WTF and completely backwards




BUT MY HEADLIGHTS ARE FLICKERING, WHAT CAN I DO?

Whatever you do....don’t add a capacitor! It’s a waste of money. You are better off putting your money towards the BIG 3 upgrade to your alternator’s wiring using 0-guage stranded wire. This is known to solve most of the headlight flickering problems while still maintaining the fidelity of your audio system. If the BIG 3 upgrade doesn’t reduce your headlight flickering issue, then you have saturated the output stage of your alternator. An additional battery may slightly help your situation, but it will place added charging stress to your alternator and most likely, reduce its life. The last resort is to install a high-output alternator of 160+ Amps. This will remedy all of your electrical problems, but it will require the BIG 3 wiring upgrade


1. Large wiring prevents voltage drops from the alternator to the amps that's it. It doesn't stop your headlight flickering...sheesh

2. Additional battery okay though? hahaha. It prolongs your buffer BECAUSE it has large reserve but Run it hard and guess what is happening with your under capacity alternator?

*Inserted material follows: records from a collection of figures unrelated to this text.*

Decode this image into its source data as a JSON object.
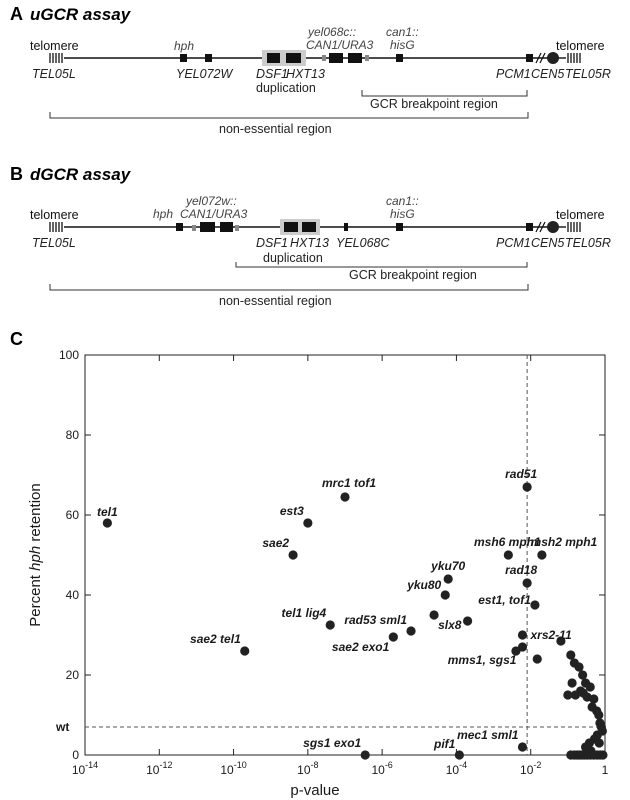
{
  "panel_a": {
    "letter": "A",
    "title": "uGCR assay",
    "labels": {
      "telomere_left": "telomere",
      "telomere_right": "telomere",
      "hph": "hph",
      "yel068c_1": "yel068c::",
      "yel068c_2": "CAN1/URA3",
      "can1_1": "can1::",
      "can1_2": "hisG",
      "tel05l": "TEL05L",
      "yel072w": "YEL072W",
      "dsf1": "DSF1",
      "hxt13": "HXT13",
      "pcm1": "PCM1",
      "cen5": "CEN5",
      "tel05r": "TEL05R",
      "duplication": "duplication",
      "gcr_region": "GCR breakpoint region",
      "nonessential": "non-essential region"
    }
  },
  "panel_b": {
    "letter": "B",
    "title": "dGCR assay",
    "labels": {
      "telomere_left": "telomere",
      "telomere_right": "telomere",
      "yel072w_1": "yel072w::",
      "yel072w_2": "CAN1/URA3",
      "hph": "hph",
      "can1_1": "can1::",
      "can1_2": "hisG",
      "tel05l": "TEL05L",
      "dsf1": "DSF1",
      "hxt13": "HXT13",
      "yel068c": "YEL068C",
      "pcm1": "PCM1",
      "cen5": "CEN5",
      "tel05r": "TEL05R",
      "duplication": "duplication",
      "gcr_region": "GCR breakpoint region",
      "nonessential": "non-essential region"
    }
  },
  "panel_c": {
    "letter": "C"
  },
  "chart_data": {
    "type": "scatter",
    "xlabel": "p-value",
    "ylabel_pre": "Percent ",
    "ylabel_italic": "hph",
    "ylabel_post": " retention",
    "x_scale": "log",
    "xlim": [
      1e-14,
      1
    ],
    "ylim": [
      0,
      100
    ],
    "x_ticks": [
      {
        "value": 1e-14,
        "base": "10",
        "exp": "-14"
      },
      {
        "value": 1e-12,
        "base": "10",
        "exp": "-12"
      },
      {
        "value": 1e-10,
        "base": "10",
        "exp": "-10"
      },
      {
        "value": 1e-08,
        "base": "10",
        "exp": "-8"
      },
      {
        "value": 1e-06,
        "base": "10",
        "exp": "-6"
      },
      {
        "value": 0.0001,
        "base": "10",
        "exp": "-4"
      },
      {
        "value": 0.01,
        "base": "10",
        "exp": "-2"
      },
      {
        "value": 1,
        "base": "1",
        "exp": ""
      }
    ],
    "y_ticks": [
      0,
      20,
      40,
      60,
      80,
      100
    ],
    "reference_lines": {
      "wt_y": 7,
      "wt_label": "wt",
      "p_threshold": 0.008
    },
    "point_color": "#222222",
    "labeled_points": [
      {
        "x": 4e-14,
        "y": 58,
        "label": "tel1"
      },
      {
        "x": 2e-10,
        "y": 26,
        "label": "sae2 tel1"
      },
      {
        "x": 4e-09,
        "y": 50,
        "label": "sae2"
      },
      {
        "x": 1e-08,
        "y": 58,
        "label": "est3"
      },
      {
        "x": 4e-08,
        "y": 32.5,
        "label": "tel1 lig4"
      },
      {
        "x": 3.5e-07,
        "y": 0,
        "label": "sgs1 exo1"
      },
      {
        "x": 2e-06,
        "y": 29.5,
        "label": "sae2 exo1"
      },
      {
        "x": 6e-06,
        "y": 31,
        "label": "rad53 sml1"
      },
      {
        "x": 2.5e-05,
        "y": 35,
        "label": "slx8"
      },
      {
        "x": 5e-05,
        "y": 40,
        "label": "yku80"
      },
      {
        "x": 6e-05,
        "y": 44,
        "label": "yku70"
      },
      {
        "x": 0.00012,
        "y": 0,
        "label": "pif1"
      },
      {
        "x": 0.0025,
        "y": 50,
        "label": "msh6 mph1"
      },
      {
        "x": 0.008,
        "y": 67,
        "label": "rad51"
      },
      {
        "x": 0.02,
        "y": 50,
        "label": "msh2 mph1"
      },
      {
        "x": 0.008,
        "y": 43,
        "label": "rad18"
      },
      {
        "x": 0.013,
        "y": 37.5,
        "label": "est1, tof1"
      },
      {
        "x": 0.006,
        "y": 2,
        "label": "mec1 sml1"
      },
      {
        "x": 0.006,
        "y": 30,
        "label": "xrs2-11"
      },
      {
        "x": 0.006,
        "y": 27,
        "label": "mms1, sgs1"
      }
    ],
    "extra_points": [
      {
        "x": 1e-07,
        "y": 64.5
      },
      {
        "x": 0.0002,
        "y": 33.5
      },
      {
        "x": 0.004,
        "y": 26
      },
      {
        "x": 0.015,
        "y": 24
      },
      {
        "x": 0.065,
        "y": 28.5
      },
      {
        "x": 0.12,
        "y": 25
      },
      {
        "x": 0.15,
        "y": 23
      },
      {
        "x": 0.2,
        "y": 22
      },
      {
        "x": 0.25,
        "y": 20
      },
      {
        "x": 0.13,
        "y": 18
      },
      {
        "x": 0.3,
        "y": 18
      },
      {
        "x": 0.4,
        "y": 17
      },
      {
        "x": 0.22,
        "y": 16
      },
      {
        "x": 0.16,
        "y": 15
      },
      {
        "x": 0.1,
        "y": 15
      },
      {
        "x": 0.26,
        "y": 15.5
      },
      {
        "x": 0.33,
        "y": 14.5
      },
      {
        "x": 0.5,
        "y": 14
      },
      {
        "x": 0.45,
        "y": 12
      },
      {
        "x": 0.6,
        "y": 11
      },
      {
        "x": 0.68,
        "y": 10
      },
      {
        "x": 0.73,
        "y": 8
      },
      {
        "x": 0.8,
        "y": 7
      },
      {
        "x": 0.85,
        "y": 6
      },
      {
        "x": 0.62,
        "y": 5
      },
      {
        "x": 0.52,
        "y": 4
      },
      {
        "x": 0.7,
        "y": 3
      },
      {
        "x": 0.38,
        "y": 3
      },
      {
        "x": 0.42,
        "y": 1
      },
      {
        "x": 0.3,
        "y": 2
      },
      {
        "x": 0.12,
        "y": 0
      },
      {
        "x": 0.15,
        "y": 0
      },
      {
        "x": 0.18,
        "y": 0
      },
      {
        "x": 0.21,
        "y": 0
      },
      {
        "x": 0.24,
        "y": 0
      },
      {
        "x": 0.28,
        "y": 0
      },
      {
        "x": 0.33,
        "y": 0
      },
      {
        "x": 0.4,
        "y": 0
      },
      {
        "x": 0.5,
        "y": 0
      },
      {
        "x": 0.62,
        "y": 0
      },
      {
        "x": 0.75,
        "y": 0
      },
      {
        "x": 0.88,
        "y": 0
      }
    ]
  }
}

"The current produced by the car’s alternator is difficult to get past the capacitor “voltage wall” and onto the amplifiers. The pernicious capacitor steals current from the amplifiers and gives it to the accessories (lights, ignition, A/C, defogger, etc). It acts like a fluctuating “voltage wall” that prevents a portion of the alternator’s otherwise, available current, from ever reaching the amplifiers. A capacitor does NOT produce any additional current in the system; it just re-distributes current in a way that is detrimental to the audio fidelity of your system."

"Voltage wall" - hahaha...I don't know where to begin with this conclusion. Rather than go into specifics I'll highlight one poster's response.
.

an audio system has an average (not just peak, but average) power consumption that leads to the total automobile electrical power consumption (lights, fans, audio, etc.) exceeding the capacity of the alternator then the only possible solution is producing more power: get a larger alternator.

If the average power consumption is within the capacity of the alternator then having some way to smooth out the demand on electrical system could be beneficial. That is reason why capacitors may be beneficial. The same reasoning is also behind having an extra battery. However, unless the capacitor or battery is able to supply power at the same voltage as the alternator then there will still voltage sag. For example, having a 14.5 volt alternator backed up by a 12 volt battery does nothing until the voltage drops to 12 volts.

However, in general the electrical loads are all parallel so with properly sized supply wiring the presence of a capacitor will not lead to under powering an amplifier or divert power elsewhere. Electrons do not delivery addresses.